Als allererstes: Susanne Mierau ist eine Anhängerin des Attachment Parenting.
Sie möchte möglichst natürlich gebären, stillt, trägt, hält ab, benützt Stoffwindeln, gibt
ausschließlich Fingerfood, ...
und sie schreibt darüber
wie man Geborgenheit schafft. Und sie schreibt nicht nur darüber. Sie schafft
sie selbst. Die Geborgenheit. Beim Lesen. Man fühlt sie, die Geborgenheit.

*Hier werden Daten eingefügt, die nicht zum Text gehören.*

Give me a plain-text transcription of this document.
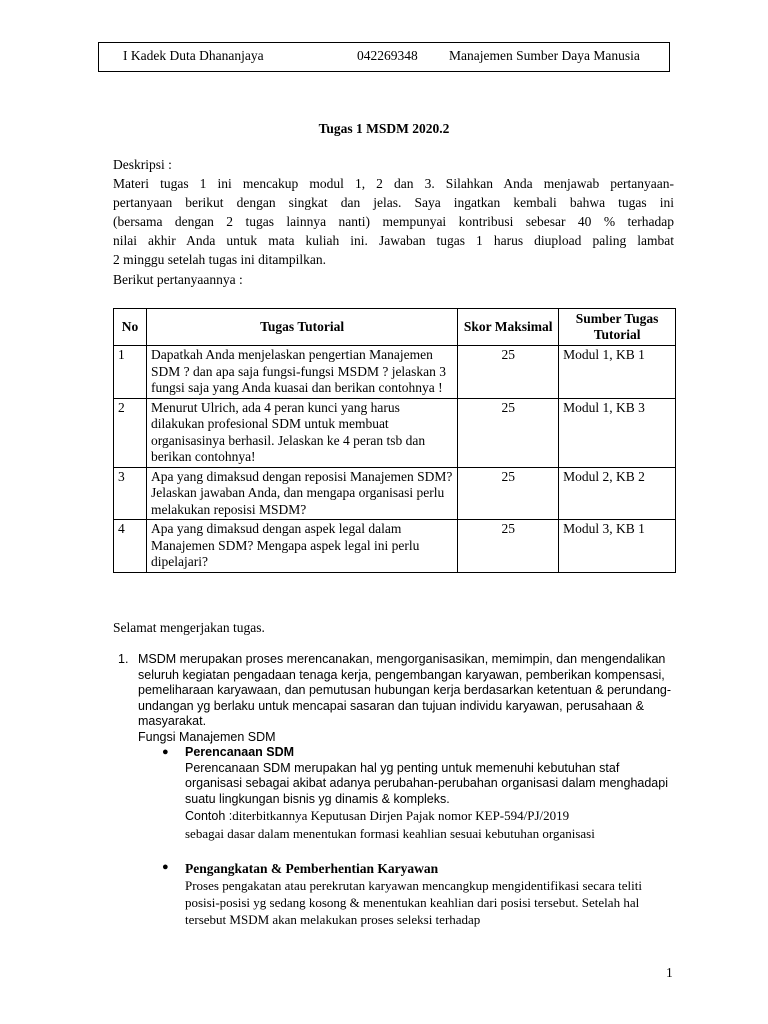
I Kadek Duta Dhananjaya	042269348 Manajemen Sumber Daya Manusia
Tugas 1 MSDM 2020.2
Deskripsi :
Materi tugas 1 ini mencakup modul 1, 2 dan 3. Silahkan Anda menjawab pertanyaan-
pertanyaan berikut dengan singkat dan jelas. Saya ingatkan kembali bahwa tugas ini
(bersama dengan 2 tugas lainnya nanti) mempunyai kontribusi sebesar 40 % terhadap
nilai akhir Anda untuk mata kuliah ini. Jawaban tugas 1 harus diupload paling lambat
2 minggu setelah tugas ini ditampilkan.
Berikut pertanyaannya :
No	Tugas Tutorial	Skor Maksimal	Sumber Tugas Tutorial
1	Dapatkah Anda menjelaskan pengertian Manajemen SDM ? dan apa saja fungsi-fungsi MSDM ? jelaskan 3 fungsi saja yang Anda kuasai dan berikan contohnya !	25	Modul 1, KB 1
2	Menurut Ulrich, ada 4 peran kunci yang harus dilakukan profesional SDM untuk membuat organisasinya berhasil. Jelaskan ke 4 peran tsb dan berikan contohnya!	25	Modul 1, KB 3
3	Apa yang dimaksud dengan reposisi Manajemen SDM? Jelaskan jawaban Anda, dan mengapa organisasi perlu melakukan reposisi MSDM?	25	Modul 2, KB 2
4	Apa yang dimaksud dengan aspek legal dalam Manajemen SDM? Mengapa aspek legal ini perlu dipelajari?	25	Modul 3, KB 1
Selamat mengerjakan tugas.
1. MSDM merupakan proses merencanakan, mengorganisasikan, memimpin, dan mengendalikan seluruh kegiatan pengadaan tenaga kerja, pengembangan karyawan, pemberikan kompensasi, pemeliharaan karyawaan, dan pemutusan hubungan kerja berdasarkan ketentuan & perundang-undangan yg berlaku untuk mencapai sasaran dan tujuan individu karyawan, perusahaan & masyarakat.
Fungsi Manajemen SDM
● Perencanaan SDM
Perencanaan SDM merupakan hal yg penting untuk memenuhi kebutuhan staf organisasi sebagai akibat adanya perubahan-perubahan organisasi dalam menghadapi suatu lingkungan bisnis yg dinamis & kompleks.
Contoh :diterbitkannya Keputusan Dirjen Pajak nomor KEP-594/PJ/2019
sebagai dasar dalam menentukan formasi keahlian sesuai kebutuhan organisasi
● Pengangkatan & Pemberhentian Karyawan
Proses pengakatan atau perekrutan karyawan mencangkup mengidentifikasi secara teliti posisi-posisi yg sedang kosong & menentukan keahlian dari posisi tersebut. Setelah hal tersebut MSDM akan melakukan proses seleksi terhadap
1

Ich
weiß nicht wie diese Autorin es macht, aber sie schafft es eine klare Richtung
zu geben, dabei aber immer offen, respektvoll und verständnisvoll zu bleiben,
wenn auch mal andere Wege eingeschlagen werden.

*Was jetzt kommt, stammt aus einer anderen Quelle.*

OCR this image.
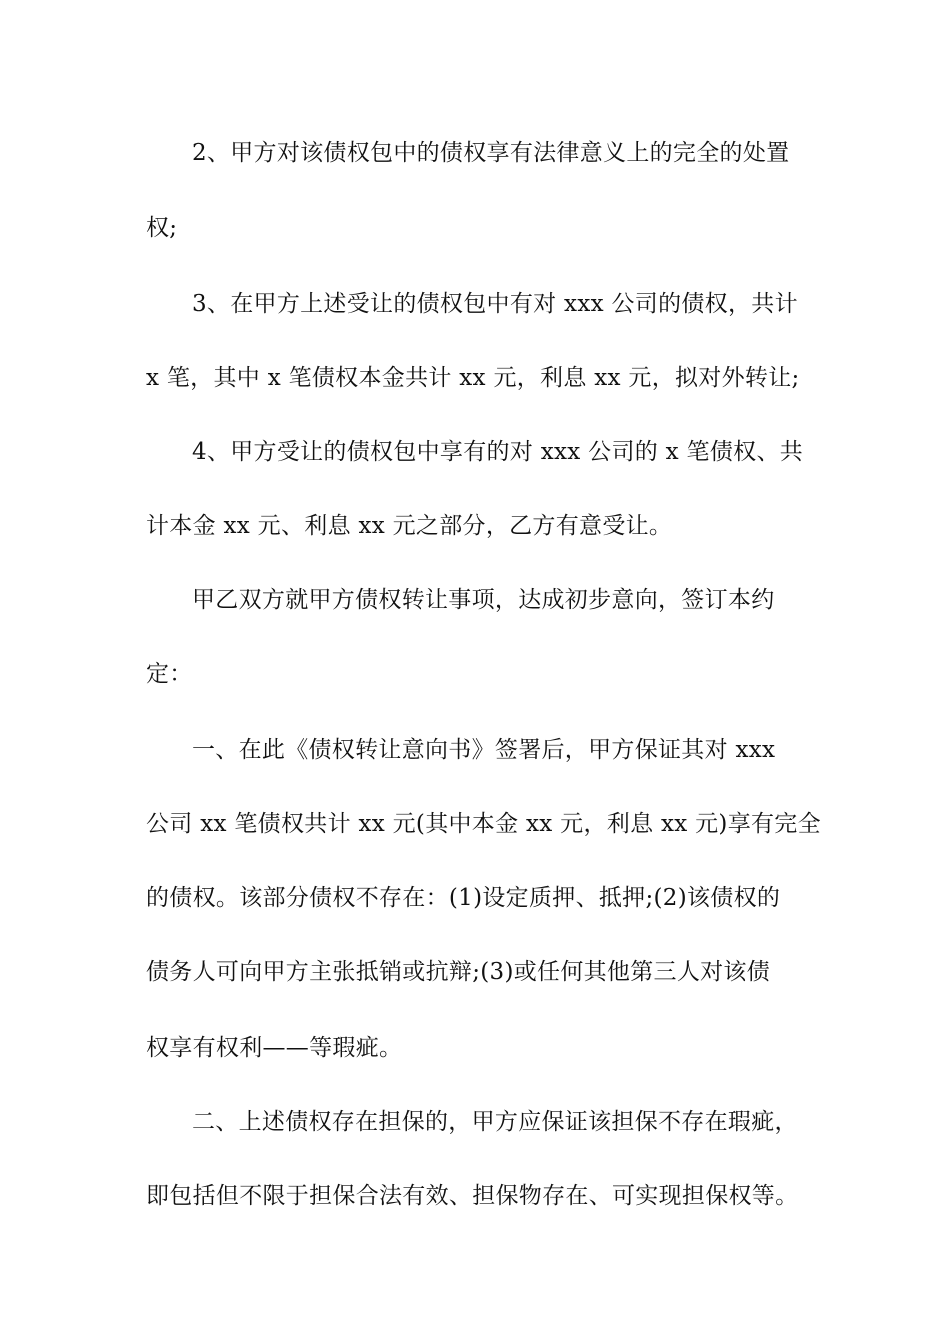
2、甲方对该债权包中的债权享有法律意义上的完全的处置
权;
3、在甲方上述受让的债权包中有对 xxx 公司的债权，共计
x 笔，其中 x 笔债权本金共计 xx 元，利息 xx 元，拟对外转让;
4、甲方受让的债权包中享有的对 xxx 公司的 x 笔债权、共
计本金 xx 元、利息 xx 元之部分，乙方有意受让。
甲乙双方就甲方债权转让事项，达成初步意向，签订本约
定：
一、在此《债权转让意向书》签署后，甲方保证其对 xxx
公司 xx 笔债权共计 xx 元(其中本金 xx 元，利息 xx 元)享有完全
的债权。该部分债权不存在：(1)设定质押、抵押;(2)该债权的
债务人可向甲方主张抵销或抗辩;(3)或任何其他第三人对该债
权享有权利——等瑕疵。
二、上述债权存在担保的，甲方应保证该担保不存在瑕疵，
即包括但不限于担保合法有效、担保物存在、可实现担保权等。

Ich habe ein paar einzelne
Punkte herausgepickt, die sich teilweise sehr auf mich persönlich und/oder die besagten
anderen Wege beziehen. Sie spiegeln also nicht die Gesamtheit des Buches
wieder:
„Geborgen gebären, geborgen ankommen“
Bezüglich der Geburt geht die Autorin natürlich überwiegend
darauf ein wie man diese im Idealfall gestalten kann. Aber auch zum
Kaiserschnitt kann sie konstruktiv beitragen: „Jede Mutter wählt die
Geburtsart, von der sie überzeugt ist, dass sie das Beste für sich und das Kind
darstellt“. Sie scheut sich auch nicht Tipps für ein besseres Wohlbefinden bei
einem geplanten Kaiserschnitt zu geben. Desweiteren geht es nicht nur um die
magische erste Stunde Bonding: „Doch auch danach lässt sich Bindung wunderbar
herstellen (…). Es ist nicht so, dass nur diese ersten Stunden zählen und für immer
das Leben beeinflussen. Sie können ein hilfreicher Baustein sein, sind aber
nicht das Fundament der Bindungsfähigkeit.“
„Geborgenheit über Sprache vermitteln“
Eine Basis der Geborgenheit ist für Mierau das Verstehen des
Babys und das Geborgenheit über Sprache vermitteln. Hier habe ich zwei Aspekte
aufgegriffen, die bei mir grade besonders aktuell sind und die ich mir immer
wieder vor Augen halten möchte: „Auch Babys dürfen ihre Lallphase in Ruhe zu
Ende bringen, bevor wir sie imitieren, um sie zum Weiterbrabbeln zu animieren.“
Ja, ich bin meiner Kleinen schon mal etwas zu ungeduldig in die Brabbelparade
gefahren, um nur ja prompte Antwort zu geben und sie zum Weiterbrabbeln zu
animieren. Danke dem Buch ist mir das bewusst geworden und ich achte nun besser
darauf. :)
Und da ich ja ein kleines Entdecker-Krabbel-Lämmchen zu
Hause habe: „Wenn wir hingegen jedem „Nein“ auch eine Begründung mitgeben,
können wir uns selbst dabei unterstützen, herauszufinden, ob dieses „Nein“ auch
wirklich notwendig ist.“ Auch hier arbeite ich schrittweise daran meine „Neins“
zu minimieren. (Ein Türschutzgitter für einen abgesicherten Katzen-Utensilien-
und -Rückzugsbereich ist bestellt. Der Katzenbrunnen und das Katzenklo sind einfach ein zu großer Magnet. ;))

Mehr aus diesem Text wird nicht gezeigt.